In this section, which is being developed as time permits, methods used at INVAM to carefully select spores, extract DNA from individual spores, amplify a target gene region, and clone and sequence amplicons to individuate sequence variants are discussed. Only two genes have been sequenced at INVAM, with the majority pertaining to an rRNA gene.

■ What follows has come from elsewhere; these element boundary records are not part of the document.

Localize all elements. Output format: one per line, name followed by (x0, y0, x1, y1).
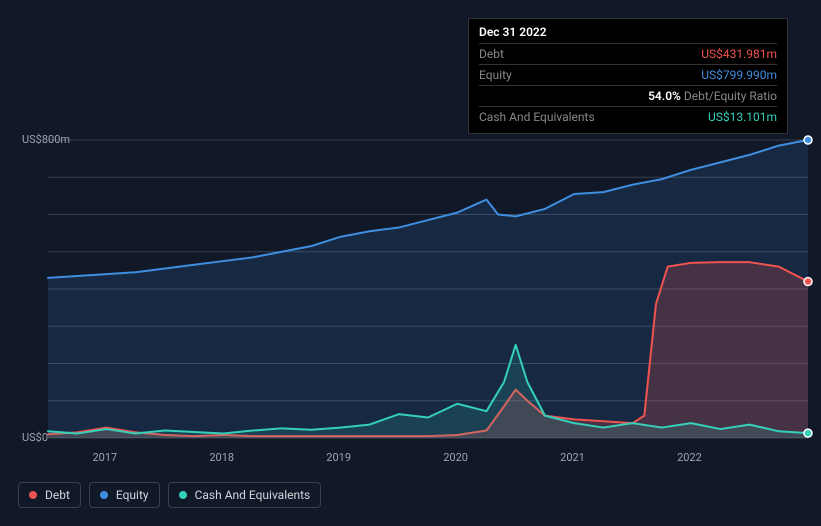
legend-dot-icon (100, 491, 108, 499)
tooltip-row-debt: Debt US$431.981m (479, 43, 777, 64)
legend-label: Debt (45, 488, 70, 502)
y-tick-label: US$800m (22, 133, 70, 146)
x-tick-label: 2021 (560, 451, 585, 464)
hover-marker-cash (804, 429, 812, 437)
legend-label: Equity (116, 488, 149, 502)
legend-item-cash[interactable]: Cash And Equivalents (168, 482, 322, 508)
hover-marker-equity (804, 136, 812, 144)
tooltip-row-value: US$13.101m (708, 110, 777, 124)
y-tick-label: US$0 (22, 431, 48, 444)
tooltip-row-label: Debt (479, 47, 504, 61)
x-tick-label: 2022 (677, 451, 702, 464)
hover-marker-debt (804, 278, 812, 286)
x-tick-label: 2018 (209, 451, 234, 464)
legend-dot-icon (179, 491, 187, 499)
x-tick-label: 2019 (326, 451, 351, 464)
chart-legend: Debt Equity Cash And Equivalents (18, 482, 321, 508)
tooltip-row-label: Equity (479, 68, 512, 82)
x-tick-label: 2017 (92, 451, 117, 464)
x-tick-label: 2020 (443, 451, 468, 464)
tooltip-row-label: Cash And Equivalents (479, 110, 595, 124)
legend-item-debt[interactable]: Debt (18, 482, 81, 508)
tooltip-row-value: US$431.981m (701, 47, 777, 61)
tooltip-row-cash: Cash And Equivalents US$13.101m (479, 106, 777, 127)
legend-dot-icon (29, 491, 37, 499)
legend-item-equity[interactable]: Equity (89, 482, 160, 508)
tooltip-row-ratio: 54.0% Debt/Equity Ratio (479, 85, 777, 106)
tooltip-row-value: 54.0% Debt/Equity Ratio (648, 89, 777, 103)
tooltip-date: Dec 31 2022 (479, 25, 777, 43)
hover-tooltip: Dec 31 2022 Debt US$431.981m Equity US$799.… (468, 18, 788, 134)
tooltip-row-equity: Equity US$799.990m (479, 64, 777, 85)
legend-label: Cash And Equivalents (195, 488, 311, 502)
tooltip-row-value: US$799.990m (701, 68, 777, 82)
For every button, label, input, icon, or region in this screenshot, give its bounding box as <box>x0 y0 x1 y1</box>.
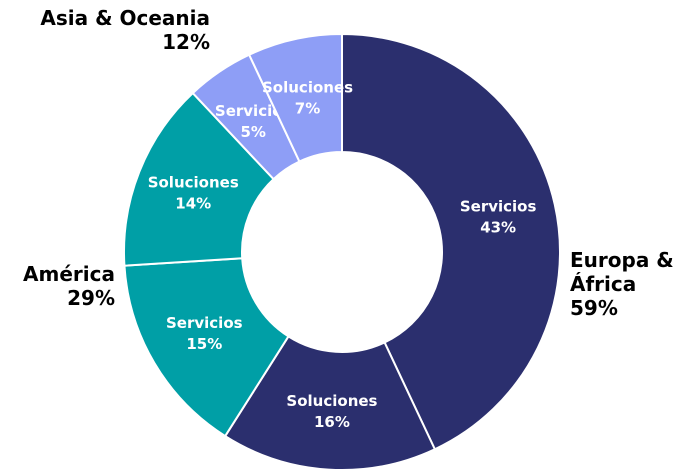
segment-value: 7% <box>295 99 320 117</box>
segment-label: Servicios <box>460 198 537 216</box>
group-name: América <box>23 262 115 286</box>
segment-label: Soluciones <box>148 174 239 192</box>
group-label: Asia & Oceania 12% <box>20 6 210 54</box>
segment-label: Servicios <box>166 314 243 332</box>
donut-segment <box>247 32 343 163</box>
segment-label: Soluciones <box>262 78 353 96</box>
donut-segment <box>341 32 561 451</box>
segment-value: 14% <box>175 195 211 213</box>
group-label: América 29% <box>0 262 115 310</box>
group-value: 59% <box>570 296 618 320</box>
group-label: Europa & África 59% <box>570 248 680 320</box>
segment-value: 5% <box>240 123 265 141</box>
group-value: 12% <box>162 30 210 54</box>
segment-value: 43% <box>480 219 516 237</box>
group-name: Asia & Oceania <box>40 6 210 30</box>
group-name: Europa & África <box>570 248 674 296</box>
segment-value: 15% <box>186 335 222 353</box>
segment-value: 16% <box>314 413 350 431</box>
segment-label: Soluciones <box>286 392 377 410</box>
group-value: 29% <box>67 286 115 310</box>
donut-segment <box>123 91 275 267</box>
donut-segment <box>123 257 290 438</box>
donut-segment <box>223 335 437 471</box>
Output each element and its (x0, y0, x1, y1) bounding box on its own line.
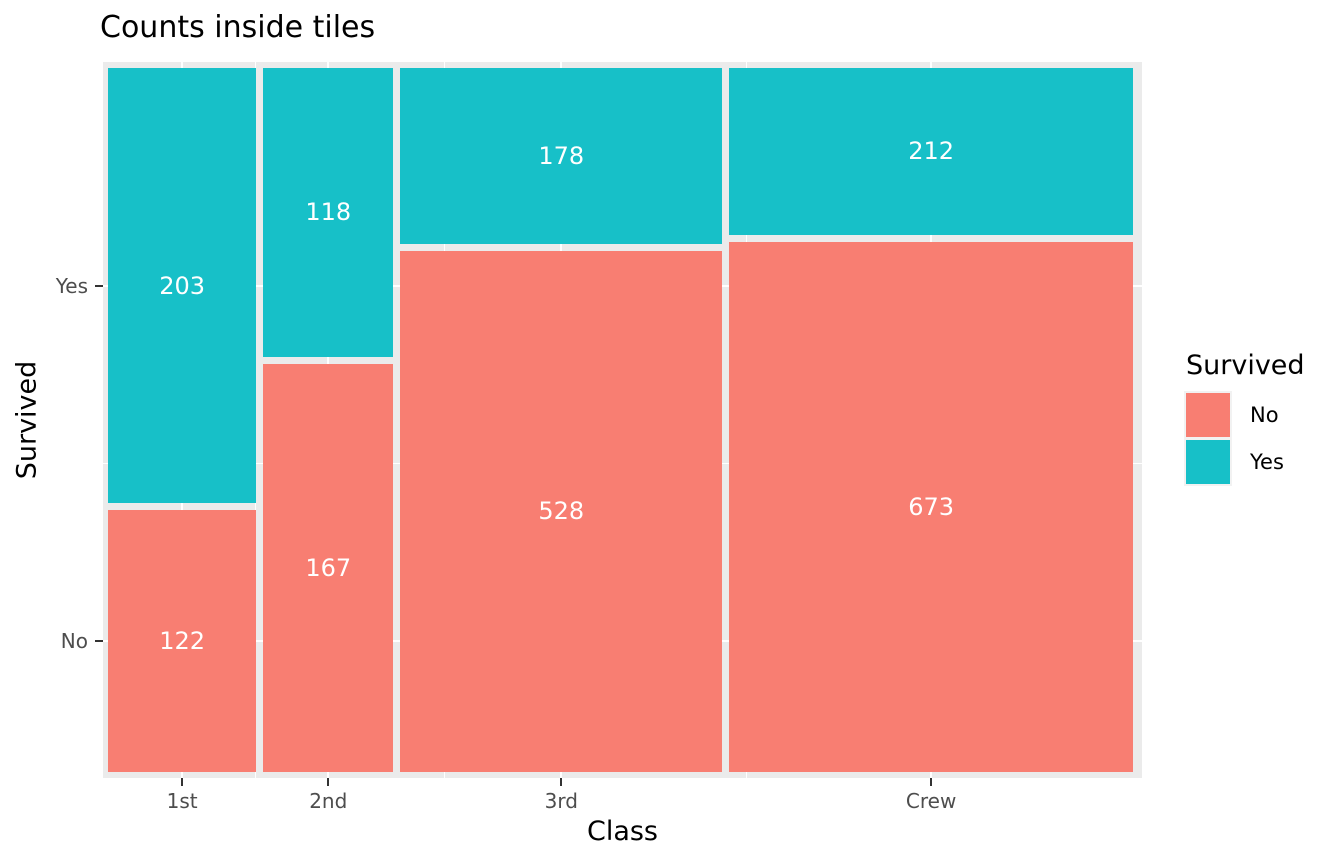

  1. The full length beta-tubulin gene ( TUB2 ) was characterized by Msiska and Morton (2009a) and an approximate 1000 bp region was selectively amplified for phylogenetic analysis which contains three highly variable introns (Msiska and Morton 2009b). No further work was done with this gene after Msiska left the lab because fungi many clades contained more than one copy (paralogs) which would have required much greater sampling of transformant clones to sort these from orthologs that gave a truer picture of gene evolution. There are 103 sequences representing 47 species (all described) in the INVAM library (stored in a FileMaker Pro database module).
  2. A 750-800 bp region near the 5’ end of the 28S rRNA gene ( LSU ) which spans two highly variable regions, D1 and D2. A fairly extensive library had been developed before Krueger et al. (2012) developed a set of primers to amplify a region of the 18S rRNA gene (SSU), ITS, 5.8S, ITS2, and a similar length of the LSU. Because of that database, cost considerations, and our attention mostly on species-level differences, we continue to select the LSU fragment. Our analysis of its power of resolution relative to concatenation of other rRNA gene repeats, which shows only minor differences in tree topology at the genus and species levels. There are 328 sequences representing 78 species (14 of which are undescribed) in the INVAM library as of July, 2013. We are using these sequences internally to better define reference strains and the boundaries between species, especially when morphological or genetic polymorphisms are apparent.

* Krüger M, C. Krüger, C. Walker, H. Stockinger, and A. Schüßler A. 2012. Phylogenetic reference data for systematics and phylotaxonomy of arbuscular mycorrhizal fungi from phylum to species level. New Phytologist 193:970-984.

* Msiska, Z. and J.Morton. 2009. Isolation and sequence analyses of a beta-tubulin gene from arbuscular mycorrhizal fungi. Mycorrhiza 19:501-513.

* Msiska, Z. and J. Morton. 2009. Phylogenetic analysis of the Glomeromycota by a partial beta-tubulin gene. Mycorrhiza 19:247-254.